La cláusula que blindó a la presidenta
El artículo 36 de los estatutos de la Liga F es una caja de truenos. Estipula que, si la moción de censura va contra la vicepresidencia, quien guía la sesión es el club más veterano presente. Pero no menciona a la presidencia. Álvarez se agarró a ese vacío legal y argumentó que la asesoría jurídica le dio luz verde para no ceder el micrófono. La instructora del expediente pensó lo contrario; el TAD, finalmente, ha optado por la vía intermedia: reproche, pero no destitución.

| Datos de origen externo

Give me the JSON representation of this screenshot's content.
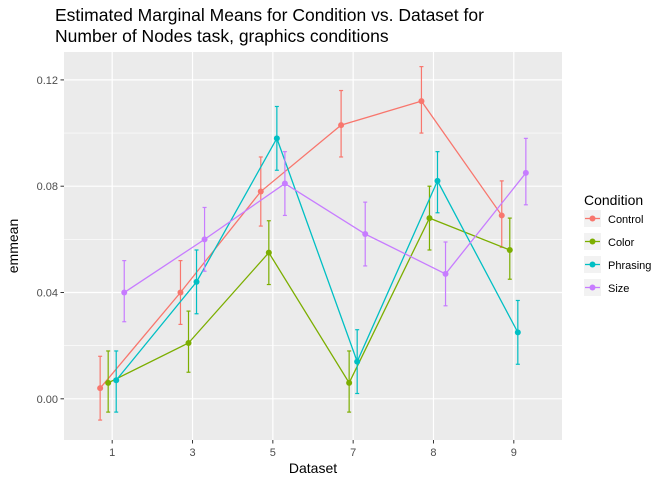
{
  "chart_data": {
    "type": "line",
    "title_lines": [
      "Estimated Marginal Means for Condition vs. Dataset for",
      "Number of Nodes task, graphics conditions"
    ],
    "xlabel": "Dataset",
    "ylabel": "emmean",
    "categories": [
      "1",
      "3",
      "5",
      "7",
      "8",
      "9"
    ],
    "ylim": [
      -0.0155,
      0.1305
    ],
    "yticks": [
      0.0,
      0.04,
      0.08,
      0.12
    ],
    "ytick_labels": [
      "0.00",
      "0.04",
      "0.08",
      "0.12"
    ],
    "grid": true,
    "legend": {
      "title": "Condition",
      "position": "right"
    },
    "series": [
      {
        "name": "Control",
        "color": "#F8766D",
        "dodge": -0.15,
        "values": [
          0.004,
          0.04,
          0.078,
          0.103,
          0.112,
          0.069
        ],
        "lower": [
          -0.008,
          0.028,
          0.065,
          0.091,
          0.1,
          0.057
        ],
        "upper": [
          0.016,
          0.052,
          0.091,
          0.116,
          0.125,
          0.082
        ]
      },
      {
        "name": "Color",
        "color": "#7CAE00",
        "dodge": -0.05,
        "values": [
          0.006,
          0.021,
          0.055,
          0.006,
          0.068,
          0.056
        ],
        "lower": [
          -0.005,
          0.01,
          0.043,
          -0.005,
          0.056,
          0.045
        ],
        "upper": [
          0.018,
          0.033,
          0.067,
          0.018,
          0.08,
          0.068
        ]
      },
      {
        "name": "Phrasing",
        "color": "#00BFC4",
        "dodge": 0.05,
        "values": [
          0.007,
          0.044,
          0.098,
          0.014,
          0.082,
          0.025
        ],
        "lower": [
          -0.005,
          0.032,
          0.086,
          0.002,
          0.07,
          0.013
        ],
        "upper": [
          0.018,
          0.056,
          0.11,
          0.026,
          0.093,
          0.037
        ]
      },
      {
        "name": "Size",
        "color": "#C77CFF",
        "dodge": 0.15,
        "values": [
          0.04,
          0.06,
          0.081,
          0.062,
          0.047,
          0.085
        ],
        "lower": [
          0.029,
          0.048,
          0.069,
          0.05,
          0.035,
          0.073
        ],
        "upper": [
          0.052,
          0.072,
          0.093,
          0.074,
          0.059,
          0.098
        ]
      }
    ]
  }
}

La jugada de Alcaine —cinco de sus ocho cargos contra Álvarez y el director general Pablo Vilches— se ha quedado sin fuelle. El Consejo Superior de Deportes solo elevó al tribunal el punto relativo a la presidencia de la asamblea y la justicia ordinaria ya le había cerrado antes el grifo a sus medidas cautelares. Ni la suspensión de la convocatoria ni el cese previo prosperaron en los juzgados madrileños.

11 Clubes, 16 votos y una guerra interna
La moción que encendió la mecha llegó el 2 de junio: 11 firmas de 16 exigían la cabeza de Alcaine por «pérdida de confianza». Él respondió con denuncia administrativa y la amenaza de un largo litigio. Ahora, la pelota vuelve a su tejado. Álvarez ya prepara recurso contencioso-administrativo para borrar hasta la amonestación y los clubes, entre ellos el renovado bloque dominador, celebran que la estabilidad regrese a la mesa del consejo.
La Liga F cierra así su verano más ruidoso con una moraleja: en el fútbol femenino, la ley a veces gana en el aire, pero el poder se decide en el campo de juego de los estatutos. Y, por ahora, Beatriz Álvarez sigue pitando el partido desde el palco.